Если мы обратимся к истории советского времени, то также увидим, что с этим понятием работали очень вольно. С одной стороны, есть известное высказывание «Гайдар в 16 лет полком командовал», относящееся к периоду революции, во время которой на молодость делалась большая ставка, потому что это новые люди, которые приобретают другое социальное качество. Поэтому взрослость могла начинаться уже в 16 лет. А потом, например, уже во времена застоя могли использовать такие клише как «молодые литераторы» применительно к людям за 40. То есть молодость продлевалась до возраста, при котором возможно было вхождение в самые высокие эшелоны власти.
Поэтому используя слово «молодежь» в исследованиях, мы говорим об особом качестве социальности этой группы, а не о возрасте и не о физиологии, как это принято в социопсихологических и чисто психологических теориях пубертата, подростковости, девиантности. Хотя как социологи мы и должны учитывать особенности физиологии и биологии, ключевым аспектом для нас являются характеристики социальности этой группы и то, как эта социальность связана со спецификой включения в социальные процессы. А также мерой свободы, независимости и ответственности, которыми люди определенного возраста наделяются в том или ином обществе в зависимости от политической и культурной ситуации.
Одним из самых важных направлений наших исследований являются формы коммуникации в отношениях «человек-человек», поэтому для нас прежде всего важны типы и характер компаний, в которые молодежь объединяется, которые она выбирает для себя, и то, каким образом происходит демаркация между «своими» и «чужими». Поэтому мы изучаем субкультуру, солидарности, культурную молодежную сцену, различные типы сообществ, компаний, причем далеко не только досуговое пространство. Поскольку для нас молодежь это группа, которая позиционируется по-разному в зависимости от особенностей общественной ситуации, мы стремимся всякий раз, уточнять кого именно мы изучаем. Например, мы говорим: «городская молодежь», «молодежь среднего класса», «студенчество», или мы говорим «молодежная субкультура», «молодежное культурное пространство». Тем самым мы наделяем эту категорию более четкими социальными характеристиками или привязываем её к определенным практикам и видам деятельности.

Но если возвращаться к социальности, то молодежь — это некое социальное качество перехода, транзиция от детства к взрослости (конечно, это очень условно, потому что мы никогда не можем точно сказать, когда кончается одно и начинается другое).
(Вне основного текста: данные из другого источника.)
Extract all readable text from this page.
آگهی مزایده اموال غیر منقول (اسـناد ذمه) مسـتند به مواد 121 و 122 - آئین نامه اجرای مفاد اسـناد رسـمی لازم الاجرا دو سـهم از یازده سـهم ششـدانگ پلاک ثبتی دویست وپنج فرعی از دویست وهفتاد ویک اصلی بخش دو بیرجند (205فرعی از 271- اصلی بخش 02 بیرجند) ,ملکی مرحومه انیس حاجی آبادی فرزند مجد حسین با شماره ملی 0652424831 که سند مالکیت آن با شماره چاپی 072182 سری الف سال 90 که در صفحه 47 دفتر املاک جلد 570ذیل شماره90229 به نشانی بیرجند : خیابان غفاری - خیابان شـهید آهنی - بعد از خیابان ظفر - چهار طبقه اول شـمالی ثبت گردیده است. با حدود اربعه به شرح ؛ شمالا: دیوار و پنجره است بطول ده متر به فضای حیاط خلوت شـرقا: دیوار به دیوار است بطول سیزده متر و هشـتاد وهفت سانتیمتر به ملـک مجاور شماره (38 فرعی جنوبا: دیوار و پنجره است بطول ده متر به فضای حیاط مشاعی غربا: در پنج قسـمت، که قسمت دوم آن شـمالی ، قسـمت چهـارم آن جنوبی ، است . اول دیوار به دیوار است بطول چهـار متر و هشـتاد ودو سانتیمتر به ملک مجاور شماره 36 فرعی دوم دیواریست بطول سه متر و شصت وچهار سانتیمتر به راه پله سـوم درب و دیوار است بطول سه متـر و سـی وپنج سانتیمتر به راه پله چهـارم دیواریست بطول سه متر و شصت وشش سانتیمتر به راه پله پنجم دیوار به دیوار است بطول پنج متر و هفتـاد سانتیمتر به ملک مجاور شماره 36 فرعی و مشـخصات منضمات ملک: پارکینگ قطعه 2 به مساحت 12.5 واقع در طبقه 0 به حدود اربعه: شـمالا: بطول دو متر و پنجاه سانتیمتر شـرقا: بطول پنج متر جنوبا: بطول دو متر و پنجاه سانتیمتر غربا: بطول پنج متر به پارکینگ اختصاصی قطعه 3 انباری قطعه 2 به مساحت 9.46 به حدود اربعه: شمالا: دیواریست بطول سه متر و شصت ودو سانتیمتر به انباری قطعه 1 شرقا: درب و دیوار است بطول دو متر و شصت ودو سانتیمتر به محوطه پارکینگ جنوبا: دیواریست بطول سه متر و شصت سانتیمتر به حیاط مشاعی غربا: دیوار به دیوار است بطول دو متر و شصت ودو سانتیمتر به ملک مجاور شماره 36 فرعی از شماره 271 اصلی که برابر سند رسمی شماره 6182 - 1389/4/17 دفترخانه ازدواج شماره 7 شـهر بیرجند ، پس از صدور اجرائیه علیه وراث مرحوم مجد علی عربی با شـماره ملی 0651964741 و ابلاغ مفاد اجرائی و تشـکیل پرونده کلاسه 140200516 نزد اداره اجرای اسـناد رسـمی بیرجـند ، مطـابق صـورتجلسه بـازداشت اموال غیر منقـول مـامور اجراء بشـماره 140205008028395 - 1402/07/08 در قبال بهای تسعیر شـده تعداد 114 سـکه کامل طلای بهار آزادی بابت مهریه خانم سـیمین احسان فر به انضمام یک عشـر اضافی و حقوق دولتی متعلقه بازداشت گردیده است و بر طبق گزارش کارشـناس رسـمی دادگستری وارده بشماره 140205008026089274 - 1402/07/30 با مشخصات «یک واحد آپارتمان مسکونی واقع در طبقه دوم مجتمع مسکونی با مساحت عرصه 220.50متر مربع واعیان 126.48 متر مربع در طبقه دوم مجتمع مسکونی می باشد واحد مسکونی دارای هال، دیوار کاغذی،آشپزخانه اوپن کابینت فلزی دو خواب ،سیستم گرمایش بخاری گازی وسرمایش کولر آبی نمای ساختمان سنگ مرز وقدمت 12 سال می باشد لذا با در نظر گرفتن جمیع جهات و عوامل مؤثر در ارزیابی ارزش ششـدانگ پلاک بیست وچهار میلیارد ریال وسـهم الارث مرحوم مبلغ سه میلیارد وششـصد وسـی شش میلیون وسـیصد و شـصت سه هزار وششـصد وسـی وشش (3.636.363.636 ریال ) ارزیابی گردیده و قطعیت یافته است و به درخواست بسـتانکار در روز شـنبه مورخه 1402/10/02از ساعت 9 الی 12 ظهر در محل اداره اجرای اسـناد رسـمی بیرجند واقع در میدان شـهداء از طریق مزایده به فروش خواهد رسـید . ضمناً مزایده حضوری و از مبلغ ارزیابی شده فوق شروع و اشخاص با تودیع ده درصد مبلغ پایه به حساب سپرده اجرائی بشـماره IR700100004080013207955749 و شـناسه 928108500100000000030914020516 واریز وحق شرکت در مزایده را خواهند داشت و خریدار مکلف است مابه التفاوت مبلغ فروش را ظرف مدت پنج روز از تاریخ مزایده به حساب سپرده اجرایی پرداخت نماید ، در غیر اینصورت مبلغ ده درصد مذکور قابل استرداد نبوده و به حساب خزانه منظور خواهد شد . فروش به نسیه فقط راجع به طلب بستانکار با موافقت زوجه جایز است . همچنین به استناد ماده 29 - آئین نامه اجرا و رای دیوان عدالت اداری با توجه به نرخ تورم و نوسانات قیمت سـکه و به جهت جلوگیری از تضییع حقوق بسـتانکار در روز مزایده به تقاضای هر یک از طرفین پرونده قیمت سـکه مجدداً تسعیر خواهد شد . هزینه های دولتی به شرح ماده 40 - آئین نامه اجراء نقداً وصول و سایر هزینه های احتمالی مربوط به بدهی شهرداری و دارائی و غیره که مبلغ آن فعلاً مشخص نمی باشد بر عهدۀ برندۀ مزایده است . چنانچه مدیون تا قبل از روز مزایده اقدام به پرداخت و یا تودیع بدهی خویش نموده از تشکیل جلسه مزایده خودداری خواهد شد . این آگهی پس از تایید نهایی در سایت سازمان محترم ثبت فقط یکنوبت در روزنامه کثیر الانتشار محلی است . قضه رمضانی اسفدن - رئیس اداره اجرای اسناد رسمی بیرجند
Тем не менее, это переход от периода полной зависимости, полного бесправия и несвободы (что характеризует детей сейчас уже в меньшей степени, потому что тот же гаджет, телефон дает новые измерения свободы), зависимости материальной, психологической, физической и, конечно, социально-политической, зависимости от воспитательных дискурсов, от того, куда, в какую школу родители определят, от того, дадут ли возможность выбора места учебы или будут достаточно директивны, авторитарны. Постепенно, вместе с включением в те или иные социальные институты, такие как школа, университет, меняется тип социальности. Юноши и девушки уже с 12−13 лет — а сейчас, вероятно, и раньше — переключаются с авторитета взрослых в лице родителей, учителей на авторитет компании. И компания становится той самой «социальной маткой», как это называл Парсонс, внутри которой юноша или девушка осваивает взрослые роли, взрослые правила, взрослые запреты через пробы и ошибки, через интервенции и конфликты. Осваивает, что можно, что нельзя и, тем самым, интериоризируя эти нормы, становится, вольно или невольно, даже если не хочет, человеком, на которого постепенно возлагается все больше и больше ответственности.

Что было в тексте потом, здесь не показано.